In situ hybridization of an MXene/TiO2/NiFeCo-layered double hydroxide composite for electrochemical and photoelectrochemical oxygen evolution

Electrochemical and photoelectrochemical (PEC) oxygen evolution reactions (OER) are receiving considerable attention owing to their important roles in the overall water splitting reaction. In this contribution, ternary NiFeCo-layered double hydroxide (LDH) nanoplates were in situ hybridized with Ti3C2Tx (the MXene phase) via a simple solvothermal process during which Ti3C2Tx was partially oxidized to form anatase TiO2 nanoparticles.

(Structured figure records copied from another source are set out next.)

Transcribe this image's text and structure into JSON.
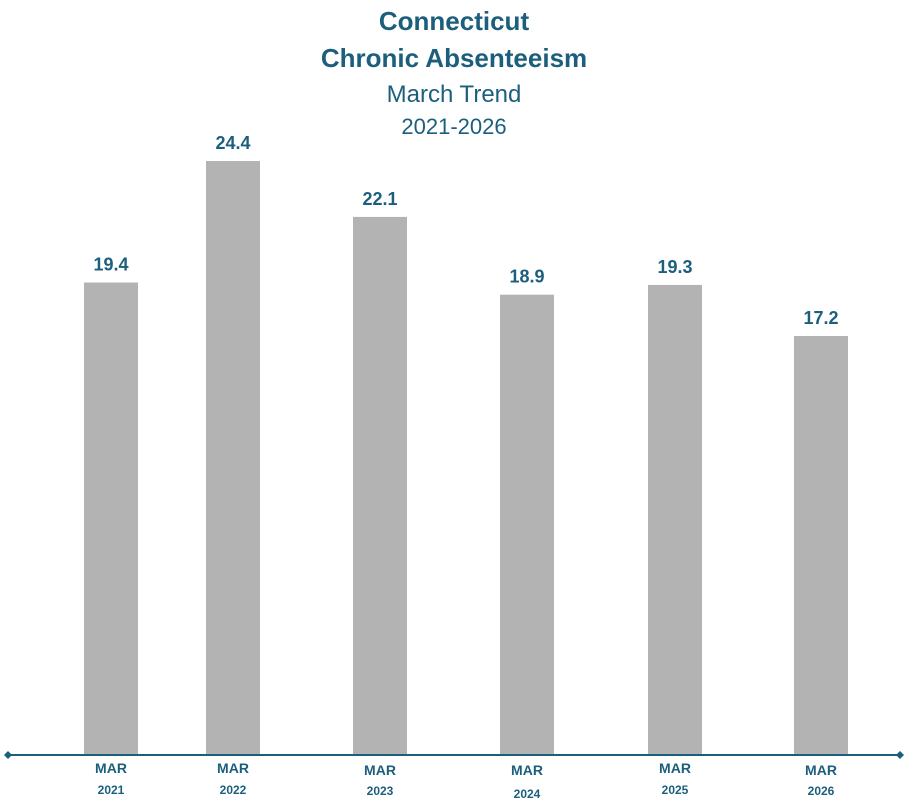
{
  "chart_data": {
    "type": "bar",
    "title": [
      "Connecticut",
      "Chronic Absenteeism"
    ],
    "subtitle": [
      "March Trend",
      "2021-2026"
    ],
    "categories": [
      {
        "month": "MAR",
        "year": "2021"
      },
      {
        "month": "MAR",
        "year": "2022"
      },
      {
        "month": "MAR",
        "year": "2023"
      },
      {
        "month": "MAR",
        "year": "2024"
      },
      {
        "month": "MAR",
        "year": "2025"
      },
      {
        "month": "MAR",
        "year": "2026"
      }
    ],
    "values": [
      19.4,
      24.4,
      22.1,
      18.9,
      19.3,
      17.2
    ],
    "data_labels": [
      "19.4",
      "24.4",
      "22.1",
      "18.9",
      "19.3",
      "17.2"
    ],
    "xlabel": "",
    "ylabel": "",
    "ylim": [
      0,
      30
    ],
    "grid": false,
    "legend": "none",
    "colors": {
      "bar": "#b3b3b3",
      "text": "#1b5f7d",
      "axis": "#1b5f7d"
    }
  }
}
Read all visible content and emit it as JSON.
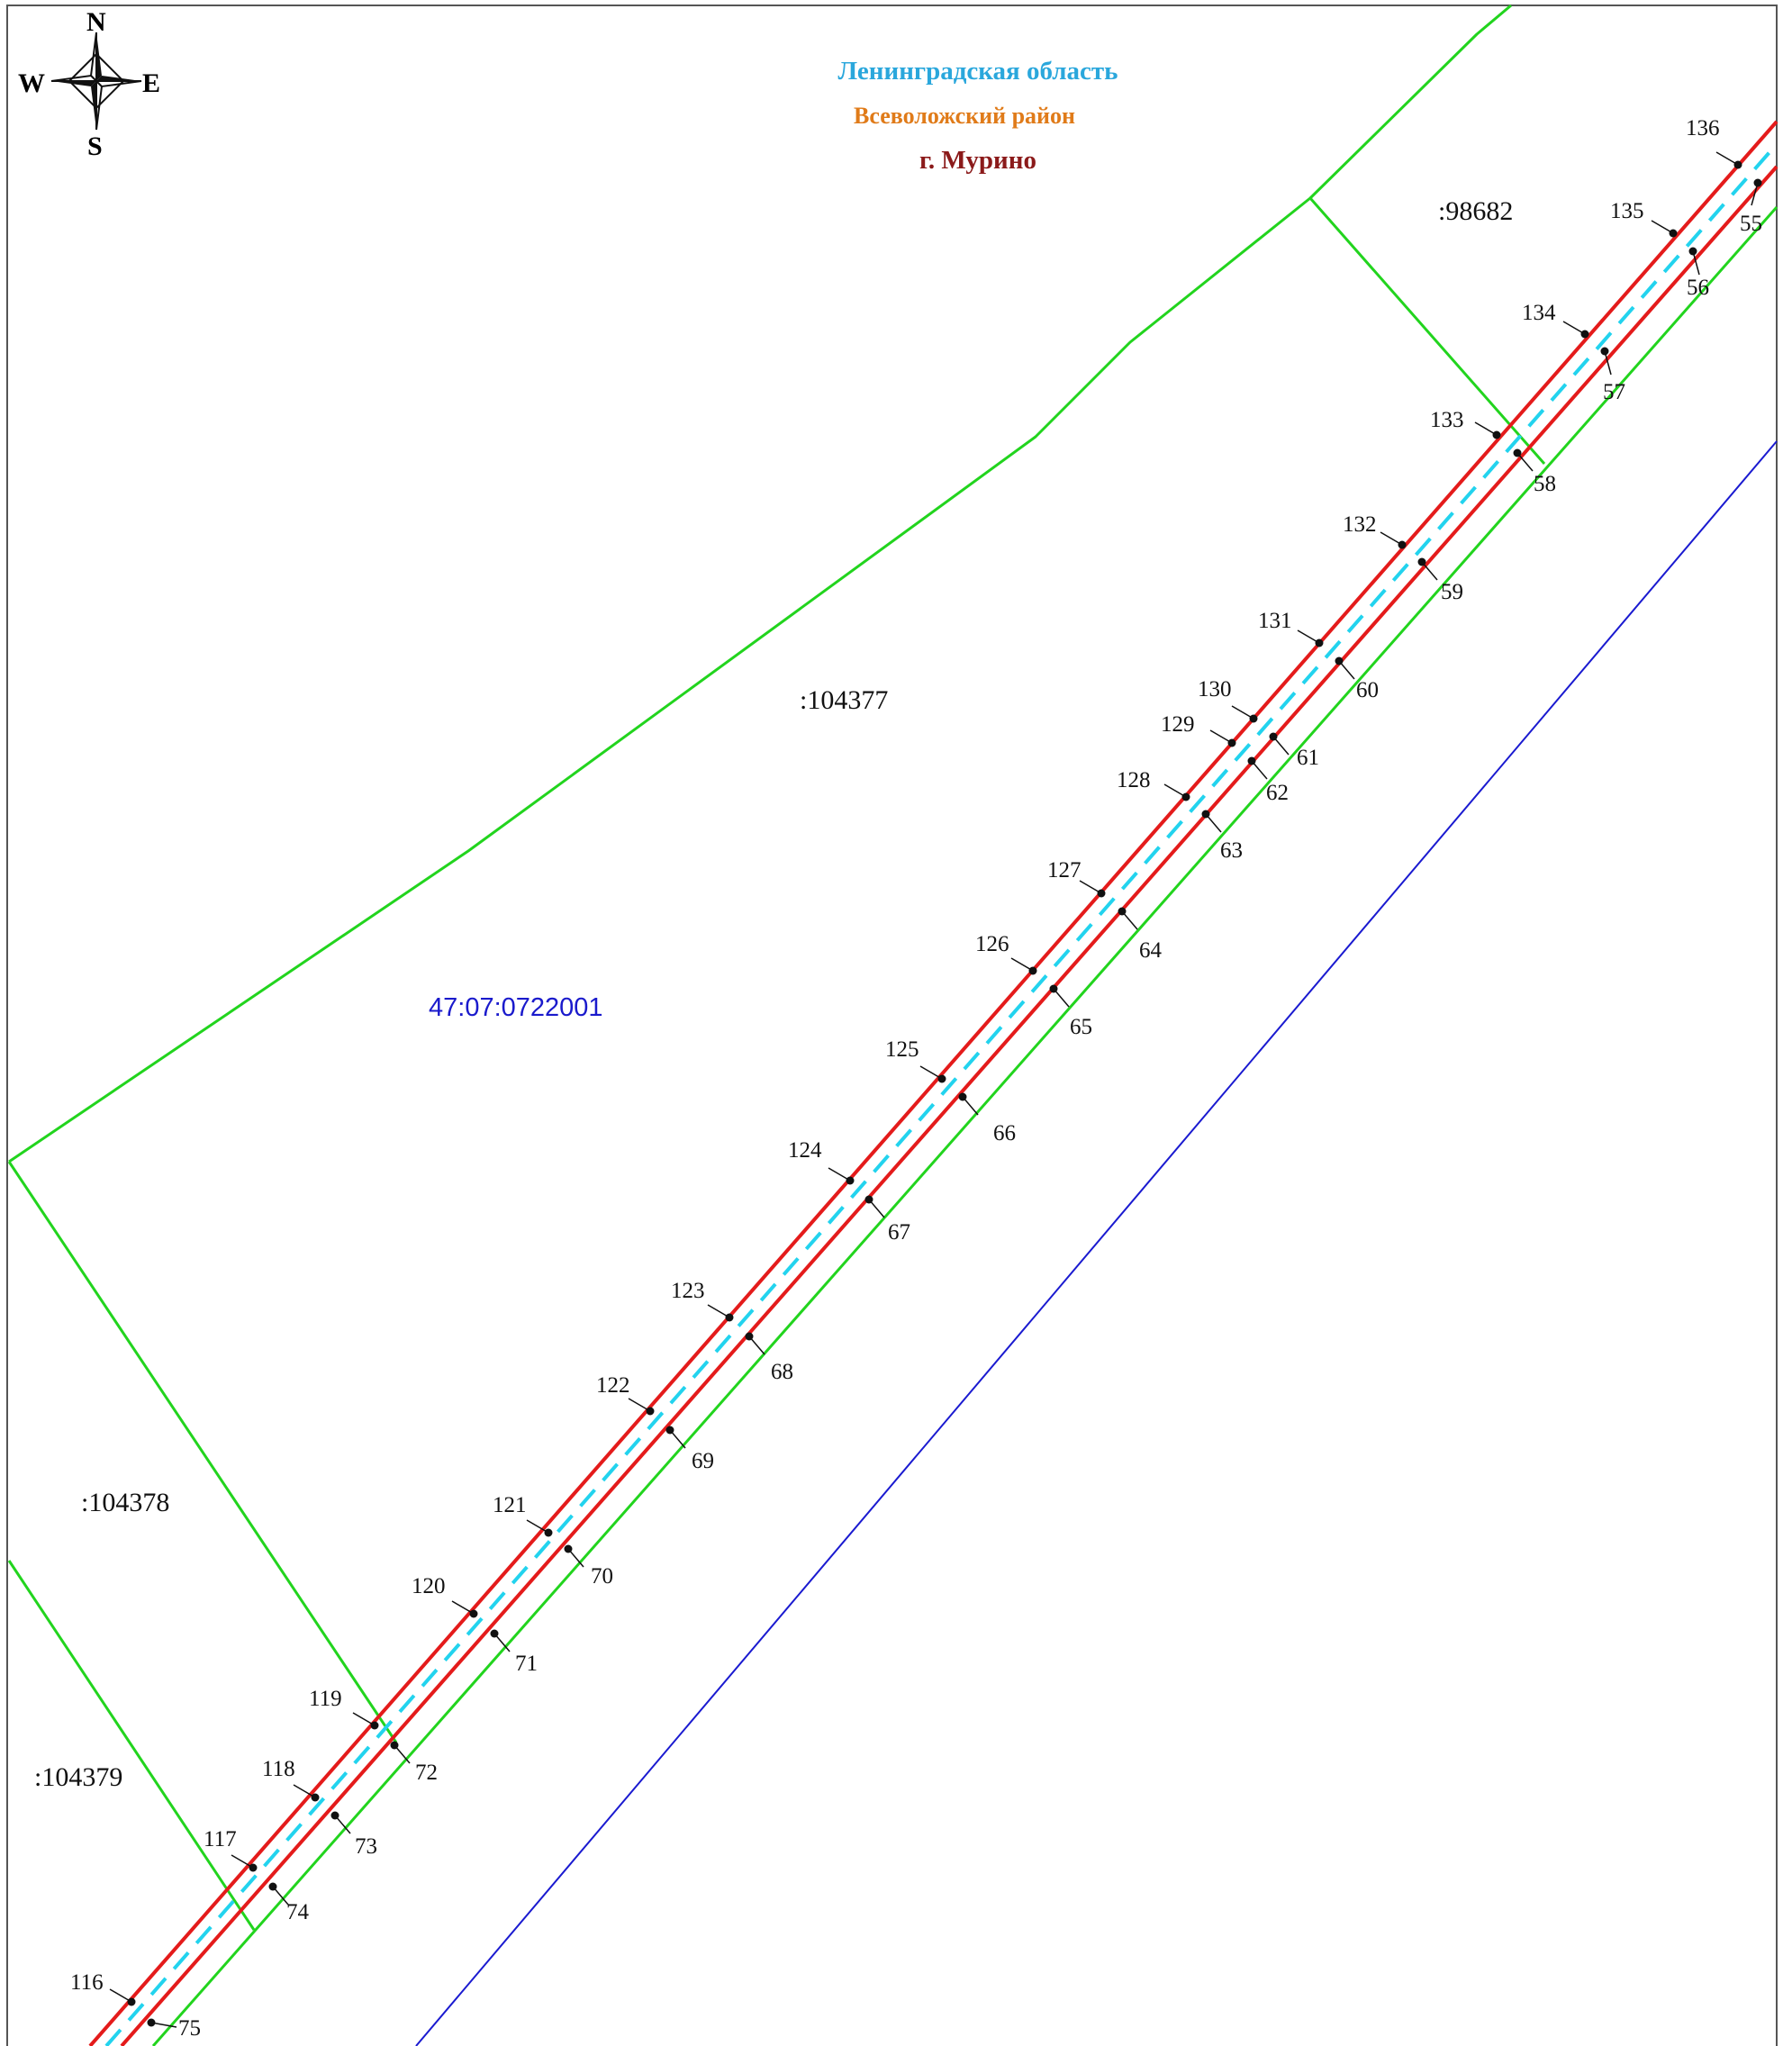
{
  "header": {
    "region": "Ленинградская область",
    "district": "Всеволожский район",
    "town": "г. Мурино"
  },
  "compass": {
    "north": "N",
    "south": "S",
    "east": "E",
    "west": "W"
  },
  "colors": {
    "region": "#2aa7dc",
    "district": "#e07b19",
    "town": "#8b1a1a",
    "parcel_boundary": "#22d41e",
    "road_edge": "#e41b1b",
    "centerline": "#22d3ee",
    "block_boundary": "#1a1ad0",
    "block_label": "#1a1acc"
  },
  "labels": {
    "block_number": "47:07:0722001",
    "parcels": [
      ":98682",
      ":104377",
      ":104378",
      ":104379"
    ]
  },
  "boundary_points": {
    "north_edge": [
      "116",
      "117",
      "118",
      "119",
      "120",
      "121",
      "122",
      "123",
      "124",
      "125",
      "126",
      "127",
      "128",
      "129",
      "130",
      "131",
      "132",
      "133",
      "134",
      "135",
      "136"
    ],
    "south_edge": [
      "75",
      "74",
      "73",
      "72",
      "71",
      "70",
      "69",
      "68",
      "67",
      "66",
      "65",
      "64",
      "63",
      "62",
      "61",
      "60",
      "59",
      "58",
      "57",
      "56",
      "55"
    ]
  }
}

The obtained Ti3C2Tx/TiO2/NiFeCo-LDH composite (denoted as TTL) showed a superb OER performance as compared with pristine NiFeCo-LDH and comercial IrO2 catalyst, achieving a current density of 10 mA cm(-2) at a potential of 1.55 V versus a reversible hydrogen electrode (vs. RHE) in 0.1 M KOH. Importantly, the composite was further deposited on a standard BiVO4 film to construct a TTL/BiVO4 photoanode which showed a significantly enhanced photocurrent density of 2.25 mA cm(-2) at 1.23 V vs. RHE under 100 mW cm(-2) illumination. The excellent PEC-OER performance can be attributed to the presence of TiO2 nanoparticles which broadened the light adsorption to improve the generation of electron/hole pairs, while the ternary LDH nanoplates were efficient hole scavengers and the metallic Ti3C2Tx nanosheets were effective shuttles for transporting electrons/ions. Our in situ synthetic method provides a facile way to prepare multi-component catalysts for effective water oxidation and solar energy conversion.